Before Afghanistan's President Karzai asked him, at the end of 2001, to become his advisor and then Finance Minister, Ashraf Ghani had spent years in academia studying state-building and social transformation, and a decade in executive positions at the World Bank trying to effect policy in these two fields. In just 30 months, he carried out radical and effective reforms (a new currency, new budget, new tariffs, etc) and was instrumental in preparing for the elections of October 2004. In 2006, he was a candidate to succeed Kofi Annan as Secretary General of the United Nations, and one year later, was put in the running to head the World Bank. He served as Chancellor of Kabul University, where he ran a program on state effectiveness. His message to the world: "Afghanistan should not be approached as a charity, but as an investment."
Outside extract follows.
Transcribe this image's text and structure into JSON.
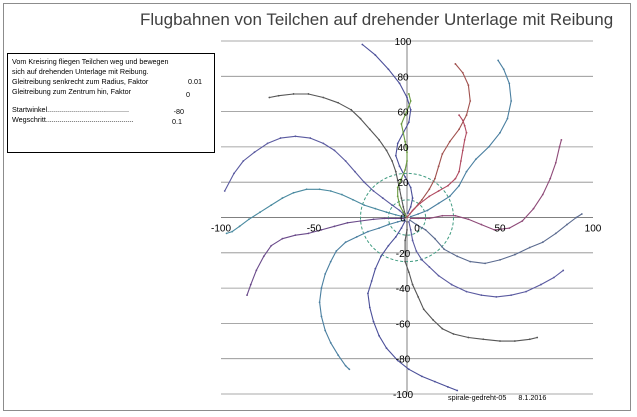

With Clare Lockhart, he runs the Institute for State Effectiveness, which examines the relationships among citizens, the state and the market. The ISE advises countries, companies, and NGOs; once focused mainly on Afghanistan, its mission has expanded to cover the globe.
In 2009, Ghani ran against Hamid Karzai in the 2009 Afghani presidential elections, emphasizing the importance of government transparency and accountability, strong infrastructure and economic investment, and a merit-based political system.
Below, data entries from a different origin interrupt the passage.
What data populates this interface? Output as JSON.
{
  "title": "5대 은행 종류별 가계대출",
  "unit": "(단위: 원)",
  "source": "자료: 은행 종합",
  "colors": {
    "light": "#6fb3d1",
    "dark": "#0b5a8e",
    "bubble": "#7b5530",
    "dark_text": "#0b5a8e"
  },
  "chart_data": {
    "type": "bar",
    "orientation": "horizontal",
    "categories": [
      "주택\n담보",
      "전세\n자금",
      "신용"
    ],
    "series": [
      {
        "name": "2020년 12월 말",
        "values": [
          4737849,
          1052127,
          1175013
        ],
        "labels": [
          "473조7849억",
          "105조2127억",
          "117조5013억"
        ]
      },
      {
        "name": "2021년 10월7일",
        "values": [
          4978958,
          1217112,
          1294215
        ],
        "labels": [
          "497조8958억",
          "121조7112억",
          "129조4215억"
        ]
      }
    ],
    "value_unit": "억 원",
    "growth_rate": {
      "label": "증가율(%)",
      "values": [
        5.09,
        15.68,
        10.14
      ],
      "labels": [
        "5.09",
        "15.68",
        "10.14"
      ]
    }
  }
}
"Ghani's management skills, which sparked an economic revival in post-Taliban Afghanistan, earned him Asia's vote as the best finance minister on the continent."The New York Sun
“Economics taught in most of the elite universities are practically useless in my context. My country [Afghanistan] is dominated by drug economy and a mafia; textbook economics does not work in my context.”
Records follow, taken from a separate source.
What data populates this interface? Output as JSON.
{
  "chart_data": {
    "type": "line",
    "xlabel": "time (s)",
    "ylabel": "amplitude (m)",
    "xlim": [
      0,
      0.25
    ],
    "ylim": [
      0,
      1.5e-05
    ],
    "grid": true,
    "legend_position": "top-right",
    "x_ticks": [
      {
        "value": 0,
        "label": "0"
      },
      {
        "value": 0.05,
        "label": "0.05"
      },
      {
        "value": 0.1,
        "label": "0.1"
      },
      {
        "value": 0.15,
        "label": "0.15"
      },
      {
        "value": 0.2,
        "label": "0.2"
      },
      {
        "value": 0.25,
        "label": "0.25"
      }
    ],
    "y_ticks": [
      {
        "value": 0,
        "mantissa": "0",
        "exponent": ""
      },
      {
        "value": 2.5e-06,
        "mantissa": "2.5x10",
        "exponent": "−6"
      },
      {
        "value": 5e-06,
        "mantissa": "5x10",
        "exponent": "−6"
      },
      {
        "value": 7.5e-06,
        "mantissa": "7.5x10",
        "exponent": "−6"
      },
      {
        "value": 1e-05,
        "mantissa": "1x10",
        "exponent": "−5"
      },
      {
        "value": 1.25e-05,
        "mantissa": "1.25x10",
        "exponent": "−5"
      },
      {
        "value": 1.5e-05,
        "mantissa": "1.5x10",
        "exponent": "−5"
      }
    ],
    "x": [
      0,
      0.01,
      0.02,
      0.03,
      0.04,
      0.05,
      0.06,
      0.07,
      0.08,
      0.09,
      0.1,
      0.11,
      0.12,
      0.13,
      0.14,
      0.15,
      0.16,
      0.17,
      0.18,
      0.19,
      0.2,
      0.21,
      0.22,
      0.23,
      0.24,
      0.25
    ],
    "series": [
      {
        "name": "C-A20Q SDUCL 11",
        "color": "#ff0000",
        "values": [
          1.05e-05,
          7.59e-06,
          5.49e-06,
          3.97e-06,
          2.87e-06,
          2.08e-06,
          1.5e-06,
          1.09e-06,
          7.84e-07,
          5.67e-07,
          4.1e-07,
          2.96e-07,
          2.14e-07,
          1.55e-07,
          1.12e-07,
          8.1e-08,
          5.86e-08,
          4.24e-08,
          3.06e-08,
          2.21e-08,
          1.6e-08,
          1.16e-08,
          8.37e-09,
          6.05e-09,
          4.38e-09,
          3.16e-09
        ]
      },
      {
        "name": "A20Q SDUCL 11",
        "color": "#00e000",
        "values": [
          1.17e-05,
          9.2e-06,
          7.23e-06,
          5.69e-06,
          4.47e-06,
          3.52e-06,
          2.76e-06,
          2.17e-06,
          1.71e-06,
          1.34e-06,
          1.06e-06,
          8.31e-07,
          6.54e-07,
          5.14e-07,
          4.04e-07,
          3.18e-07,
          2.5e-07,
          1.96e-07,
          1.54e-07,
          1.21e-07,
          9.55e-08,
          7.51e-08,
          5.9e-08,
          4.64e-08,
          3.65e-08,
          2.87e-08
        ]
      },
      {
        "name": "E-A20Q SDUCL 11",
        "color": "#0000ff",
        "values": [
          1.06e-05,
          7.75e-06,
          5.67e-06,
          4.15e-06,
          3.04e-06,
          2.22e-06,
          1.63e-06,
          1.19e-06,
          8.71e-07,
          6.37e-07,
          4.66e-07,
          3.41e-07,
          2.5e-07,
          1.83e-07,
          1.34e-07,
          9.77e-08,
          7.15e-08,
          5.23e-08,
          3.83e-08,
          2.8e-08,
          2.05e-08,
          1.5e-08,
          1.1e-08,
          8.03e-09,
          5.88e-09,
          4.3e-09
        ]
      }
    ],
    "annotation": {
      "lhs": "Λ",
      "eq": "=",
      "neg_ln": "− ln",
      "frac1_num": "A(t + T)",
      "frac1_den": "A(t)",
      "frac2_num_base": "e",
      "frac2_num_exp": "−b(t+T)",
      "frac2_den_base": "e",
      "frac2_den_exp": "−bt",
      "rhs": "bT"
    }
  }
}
“Every Afghan sees the sky as a source of fear. We were bombed practically out of existence.”
“Money is not capital in most of the developing countries. It’s just cash — because it lacks the institutional, organizational, managerial forms to turn it into capital.”
“The majority of the world benefits neither from capitalism nor from democratic systems. Most of the globe experiences the state as repressive, as an organization that is concerned about denial of rights — about denial of justice, rather than provision of it.”
“When I joined as finance minister [of Afghanistan], I thought that the chances of my living more than three years would not be more than five percent.”
“When I went back to Afghanistan after 23 years, space had expanded. Every conceivable form of infrastructure had broken down. Travel between two cities that used to take three hours now took 12.”